Often underrepresented in the historical record, women’s voices and experiences offer an important lens through which to view history and the events of the past. While clearly present, and participating throughout historical events of the past, often women’s voices were not as often acknowledged or given the same attention as that of men. Emerging from the Patrick H. Pearse Branch of the Friends of Irish Freedom’s Minute Book are the voices of many women who stridently organized and participated in the movement for Irish Independence during the early twentieth century. Founded during the third Irish Race Convention, held from March 04, 1916 to March 05, 1916, the Friends of Irish Freedom was founded with the aims of both supporting and assisting in the movement for Irish independence.
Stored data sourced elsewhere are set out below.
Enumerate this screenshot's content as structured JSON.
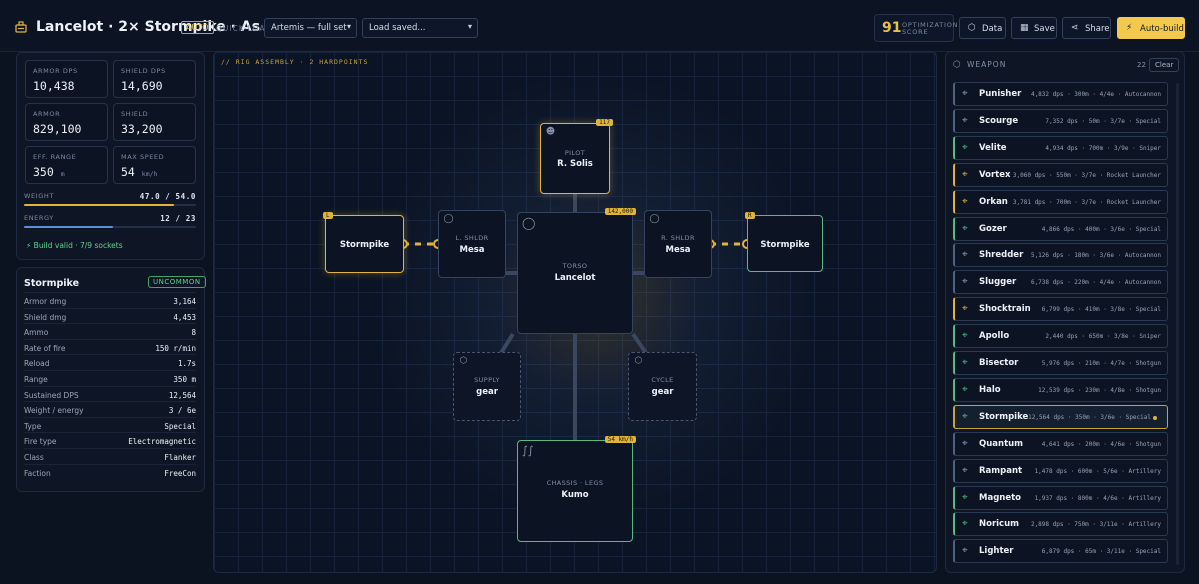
{
  "header": {
    "build_title": "Lancelot · 2× Stormpike · As",
    "auto_label": "AUTO",
    "quick_load_label": "QUICK-LOAD",
    "preset_value": "Artemis — full set",
    "load_placeholder": "Load saved...",
    "score_value": "91",
    "score_label_1": "OPTIMIZATION",
    "score_label_2": "SCORE",
    "data_label": "Data",
    "save_label": "Save",
    "share_label": "Share",
    "autobuild_label": "Auto-build"
  },
  "stats": {
    "armor_dps": {
      "label": "ARMOR DPS",
      "value": "10,438"
    },
    "shield_dps": {
      "label": "SHIELD DPS",
      "value": "14,690"
    },
    "armor": {
      "label": "ARMOR",
      "value": "829,100"
    },
    "shield": {
      "label": "SHIELD",
      "value": "33,200"
    },
    "eff_range": {
      "label": "EFF. RANGE",
      "value": "350",
      "unit": "m"
    },
    "max_speed": {
      "label": "MAX SPEED",
      "value": "54",
      "unit": "km/h"
    },
    "weight": {
      "label": "WEIGHT",
      "value": "47.0 / 54.0",
      "fraction": 0.87
    },
    "energy": {
      "label": "ENERGY",
      "value": "12 / 23",
      "fraction": 0.52
    },
    "build_valid": "Build valid · 7/9 sockets"
  },
  "selected_weapon": {
    "name": "Stormpike",
    "rarity": "UNCOMMON",
    "props": [
      {
        "k": "Armor dmg",
        "v": "3,164"
      },
      {
        "k": "Shield dmg",
        "v": "4,453"
      },
      {
        "k": "Ammo",
        "v": "8"
      },
      {
        "k": "Rate of fire",
        "v": "150 r/min"
      },
      {
        "k": "Reload",
        "v": "1.7s"
      },
      {
        "k": "Range",
        "v": "350 m"
      },
      {
        "k": "Sustained DPS",
        "v": "12,564"
      },
      {
        "k": "Weight / energy",
        "v": "3 / 6e"
      },
      {
        "k": "Type",
        "v": "Special"
      },
      {
        "k": "Fire type",
        "v": "Electromagnetic"
      },
      {
        "k": "Class",
        "v": "Flanker"
      },
      {
        "k": "Faction",
        "v": "FreeCon"
      }
    ]
  },
  "rig": {
    "title": "// RIG ASSEMBLY · 2 HARDPOINTS",
    "pilot": {
      "cat": "PILOT",
      "name": "R. Solis",
      "tag": "117"
    },
    "torso": {
      "cat": "TORSO",
      "name": "Lancelot",
      "tag": "142,000"
    },
    "l_shldr": {
      "cat": "L. SHLDR",
      "name": "Mesa"
    },
    "r_shldr": {
      "cat": "R. SHLDR",
      "name": "Mesa"
    },
    "left_weapon": {
      "name": "Stormpike",
      "tag": "L"
    },
    "right_weapon": {
      "name": "Stormpike",
      "tag": "R"
    },
    "supply": {
      "cat": "SUPPLY",
      "name": "gear"
    },
    "cycle": {
      "cat": "CYCLE",
      "name": "gear"
    },
    "chassis": {
      "cat": "CHASSIS · LEGS",
      "name": "Kumo",
      "tag": "54 km/h"
    }
  },
  "weapon_panel": {
    "title": "WEAPON",
    "count": "22",
    "clear_label": "Clear",
    "items": [
      {
        "name": "Punisher",
        "meta": "4,832 dps · 300m · 4/4e · Autocannon",
        "tier": "grey"
      },
      {
        "name": "Scourge",
        "meta": "7,352 dps · 50m · 3/7e · Special",
        "tier": "grey"
      },
      {
        "name": "Velite",
        "meta": "4,934 dps · 700m · 3/9e · Sniper",
        "tier": "green"
      },
      {
        "name": "Vortex",
        "meta": "3,060 dps · 550m · 3/7e · Rocket Launcher",
        "tier": "gold"
      },
      {
        "name": "Orkan",
        "meta": "3,781 dps · 700m · 3/7e · Rocket Launcher",
        "tier": "gold"
      },
      {
        "name": "Gozer",
        "meta": "4,866 dps · 400m · 3/6e · Special",
        "tier": "green"
      },
      {
        "name": "Shredder",
        "meta": "5,126 dps · 180m · 3/6e · Autocannon",
        "tier": "grey"
      },
      {
        "name": "Slugger",
        "meta": "6,738 dps · 220m · 4/4e · Autocannon",
        "tier": "grey"
      },
      {
        "name": "Shocktrain",
        "meta": "6,799 dps · 410m · 3/8e · Special",
        "tier": "gold"
      },
      {
        "name": "Apollo",
        "meta": "2,440 dps · 650m · 3/8e · Sniper",
        "tier": "green"
      },
      {
        "name": "Bisector",
        "meta": "5,976 dps · 210m · 4/7e · Shotgun",
        "tier": "green"
      },
      {
        "name": "Halo",
        "meta": "12,539 dps · 230m · 4/8e · Shotgun",
        "tier": "green"
      },
      {
        "name": "Stormpike",
        "meta": "12,564 dps · 350m · 3/6e · Special",
        "tier": "green",
        "selected": true
      },
      {
        "name": "Quantum",
        "meta": "4,641 dps · 200m · 4/6e · Shotgun",
        "tier": "grey"
      },
      {
        "name": "Rampant",
        "meta": "1,478 dps · 600m · 5/6e · Artillery",
        "tier": "grey"
      },
      {
        "name": "Magneto",
        "meta": "1,937 dps · 800m · 4/6e · Artillery",
        "tier": "green"
      },
      {
        "name": "Noricum",
        "meta": "2,898 dps · 750m · 3/11e · Artillery",
        "tier": "green"
      },
      {
        "name": "Lighter",
        "meta": "6,879 dps · 65m · 3/11e · Special",
        "tier": "grey"
      }
    ]
  }
}
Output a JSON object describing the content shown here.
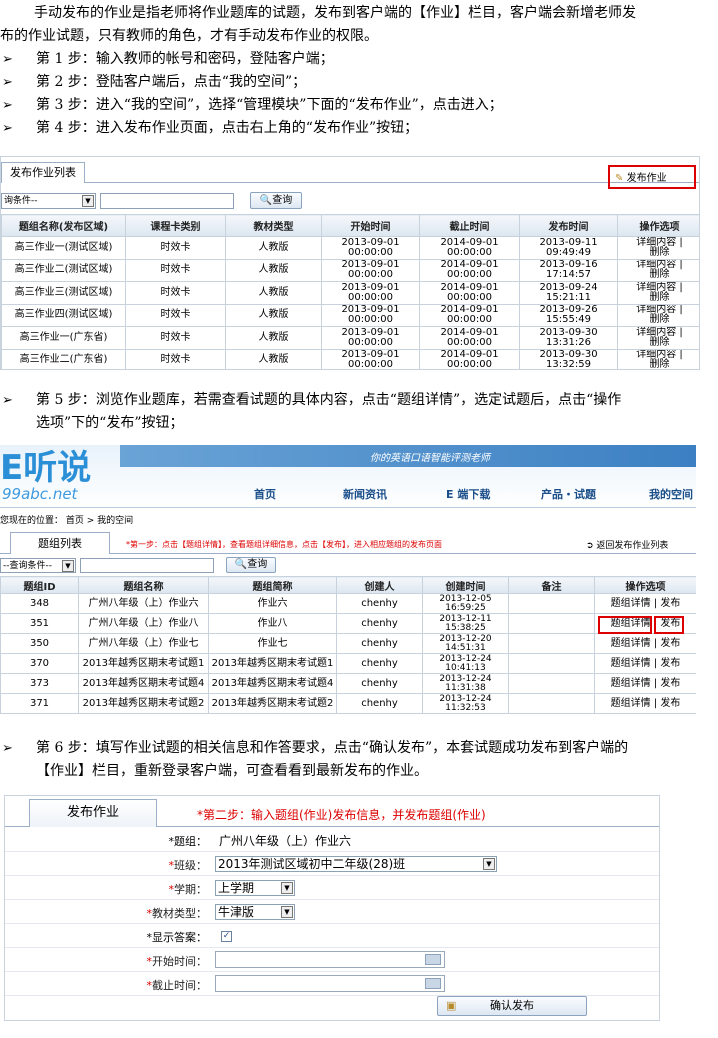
{
  "intro": {
    "line1": "手动发布的作业是指老师将作业题库的试题，发布到客户端的【作业】栏目，客户端会新增老师发",
    "line2": "布的作业试题，只有教师的角色，才有手动发布作业的权限。"
  },
  "steps": [
    {
      "label": "第 1 步：",
      "text": "输入教师的帐号和密码，登陆客户端；"
    },
    {
      "label": "第 2 步：",
      "text": "登陆客户端后，点击“我的空间”；"
    },
    {
      "label": "第 3 步：",
      "text": "进入“我的空间”，选择“管理模块”下面的“发布作业”，点击进入；"
    },
    {
      "label": "第 4 步：",
      "text": "进入发布作业页面，点击右上角的“发布作业”按钮；"
    },
    {
      "label": "第 5 步：",
      "text": "浏览作业题库，若需查看试题的具体内容，点击“题组详情”，选定试题后，点击“操作",
      "text2": "选项”下的“发布”按钮；"
    },
    {
      "label": "第 6 步：",
      "text": "填写作业试题的相关信息和作答要求，点击“确认发布”，本套试题成功发布到客户端的",
      "text2": "【作业】栏目，重新登录客户端，可查看看到最新发布的作业。"
    }
  ],
  "arrow": "➢",
  "shot1": {
    "tab": "发布作业列表",
    "publish_btn": "发布作业",
    "select": "询条件--",
    "query": "查询",
    "headers": [
      "题组名称(发布区域)",
      "课程卡类别",
      "教材类型",
      "开始时间",
      "截止时间",
      "发布时间",
      "操作选项"
    ],
    "rows": [
      [
        "高三作业一(测试区域)",
        "时效卡",
        "人教版",
        "2013-09-01",
        "00:00:00",
        "2014-09-01",
        "00:00:00",
        "2013-09-11",
        "09:49:49",
        "详细内容 |",
        "删除"
      ],
      [
        "高三作业二(测试区域)",
        "时效卡",
        "人教版",
        "2013-09-01",
        "00:00:00",
        "2014-09-01",
        "00:00:00",
        "2013-09-16",
        "17:14:57",
        "详细内容 |",
        "删除"
      ],
      [
        "高三作业三(测试区域)",
        "时效卡",
        "人教版",
        "2013-09-01",
        "00:00:00",
        "2014-09-01",
        "00:00:00",
        "2013-09-24",
        "15:21:11",
        "详细内容 |",
        "删除"
      ],
      [
        "高三作业四(测试区域)",
        "时效卡",
        "人教版",
        "2013-09-01",
        "00:00:00",
        "2014-09-01",
        "00:00:00",
        "2013-09-26",
        "15:55:49",
        "详细内容 |",
        "删除"
      ],
      [
        "高三作业一(广东省)",
        "时效卡",
        "人教版",
        "2013-09-01",
        "00:00:00",
        "2014-09-01",
        "00:00:00",
        "2013-09-30",
        "13:31:26",
        "详细内容 |",
        "删除"
      ],
      [
        "高三作业二(广东省)",
        "时效卡",
        "人教版",
        "2013-09-01",
        "00:00:00",
        "2014-09-01",
        "00:00:00",
        "2013-09-30",
        "13:32:59",
        "详细内容 |",
        "删除"
      ]
    ]
  },
  "shot2": {
    "logo_main": "E听说",
    "logo_sub": "99abc.net",
    "slogan": "你的英语口语智能评测老师",
    "nav": [
      "首页",
      "新闻资讯",
      "E 端下载",
      "产品・试题",
      "我的空间"
    ],
    "breadcrumb": "您现在的位置： 首页 > 我的空间",
    "tab": "题组列表",
    "hint": "*第一步：点击【题组详情】，查看题组详细信息，点击【发布】，进入相应题组的发布页面",
    "back": "返回发布作业列表",
    "select": "--查询条件--",
    "query": "查询",
    "headers": [
      "题组ID",
      "题组名称",
      "题组简称",
      "创建人",
      "创建时间",
      "备注",
      "操作选项"
    ],
    "rows": [
      [
        "348",
        "广州八年级（上）作业六",
        "作业六",
        "chenhy",
        "2013-12-05",
        "16:59:25",
        "",
        "题组详情 | 发布"
      ],
      [
        "351",
        "广州八年级（上）作业八",
        "作业八",
        "chenhy",
        "2013-12-11",
        "15:38:25",
        "",
        "题组详情 | 发布"
      ],
      [
        "350",
        "广州八年级（上）作业七",
        "作业七",
        "chenhy",
        "2013-12-20",
        "14:51:31",
        "",
        "题组详情 | 发布"
      ],
      [
        "370",
        "2013年越秀区期末考试题1",
        "2013年越秀区期末考试题1",
        "chenhy",
        "2013-12-24",
        "10:41:13",
        "",
        "题组详情 | 发布"
      ],
      [
        "373",
        "2013年越秀区期末考试题4",
        "2013年越秀区期末考试题4",
        "chenhy",
        "2013-12-24",
        "11:31:38",
        "",
        "题组详情 | 发布"
      ],
      [
        "371",
        "2013年越秀区期末考试题2",
        "2013年越秀区期末考试题2",
        "chenhy",
        "2013-12-24",
        "11:32:53",
        "",
        "题组详情 | 发布"
      ]
    ],
    "detail": "题组详情",
    "publish": "发布"
  },
  "shot3": {
    "tab": "发布作业",
    "hint": "*第二步：输入题组(作业)发布信息，并发布题组(作业)",
    "fields": [
      {
        "label": "*题组：",
        "value": "广州八年级（上）作业六"
      },
      {
        "label": "*班级：",
        "value": "2013年测试区域初中二年级(28)班"
      },
      {
        "label": "*学期：",
        "value": "上学期"
      },
      {
        "label": "*教材类型：",
        "value": "牛津版"
      },
      {
        "label": "*显示答案：",
        "value": ""
      },
      {
        "label": "*开始时间：",
        "value": ""
      },
      {
        "label": "*截止时间：",
        "value": ""
      }
    ],
    "confirm": "确认发布"
  }
}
To an extent, the participation of women in the Patrick H. Pearse Branch of the Friends of Irish Freedom was unusual, as women were not often invited or accepted into these types of organizations with men during this time period. Despite this, the Patrick H. Pearse Branch of the Friends of Irish Freedom, according to their minute book, were honored to welcome women into their branch of the organization. This is evident on page thirty of the manuscript where it is stated, “a goodly member of Irish ladies attended the meeting and it is hoped they will continue their visits, and invite others to do the same, as we recognize the fact that from the women of Limerick all the way down the line…women have played a noble part in Irelands fight for Independence.” With word choices such as “noble,” and “goodly” when describing the woman who attended the meeting, one garners the sense that the Patrick H. Pearse Branch of the Friends of Irish Freedom were pleased to have welcomed the woman to their meeting. Furthermore, the secretary directly noted that the organization hoped they would continue to attend and bring more women into the branch.
Denoting this openness to women’s involvement in the organization was the way that women were supported throughout the manuscript in not only voicing their opinions on Irish independence, but also in participating and running for elected positions within the branch, as well as taking part in committees. The voice of Mary Nolan emerges strongly from the manuscript, wherein she consistently participated in discussion, was appointed to various important committees, and was elected as Chancellor and later Chairlady of the Ball Committee. From reading the manuscript, one gains the sense that Nolan was well-respected within the branch, along with the other women who joined the branch. Women were referred to as “Sister” and men were referred to as “Brother.” Moreover, the way Nolan was written about further demonstrates the respect that she received from the organization. For example, the secretary wrote on page 33, “Sister Nolan (new member) spoke eloquently on her American birth.” The use of “eloquent” demonstrates that the secretary respected what Nolan had to say, and acknowledged the persuasiveness and clarity of her speech. Also evident from the manuscript, was the dedication that women in the organization felt towards the cause of Irish independence. Nolan, is recorded in the manuscript on page 33 as having conveyed that “she loved that dear land Ireland, that she had never yet seen, but which prayed to see, but not until England was driven from its stock and barrell [sic]. She knew God was a good God, but she believed he would be a sleepy God if he allowed England to come out victorious.” From the passionate wording of Nolan, and the respect with which her oration was recorded, it is evident that women contributed and voiced their beliefs freely within the Patrick H. Pearse Branch of the Friends of Irish Freedom.
Nolan was not the only woman to emerge from the pages of the minute book from the Patrick H. Pearse Branch of the Friends of Irish Freedom. Women such as Margaret Kain, Marie Seary, Annie Doyle, Mary O’Hagan, and many others also appear in the text. With each appearance one sees these women being accepted and actively participating in committees and elections within the organization, and actively contributing to the cause for Irish independence.
Emily Poteat is a graduate assistant in Irish Studies and Falvey Memorial Library’s Distinctive Collections and Digital Engagement Department, and a graduate student in the History Department.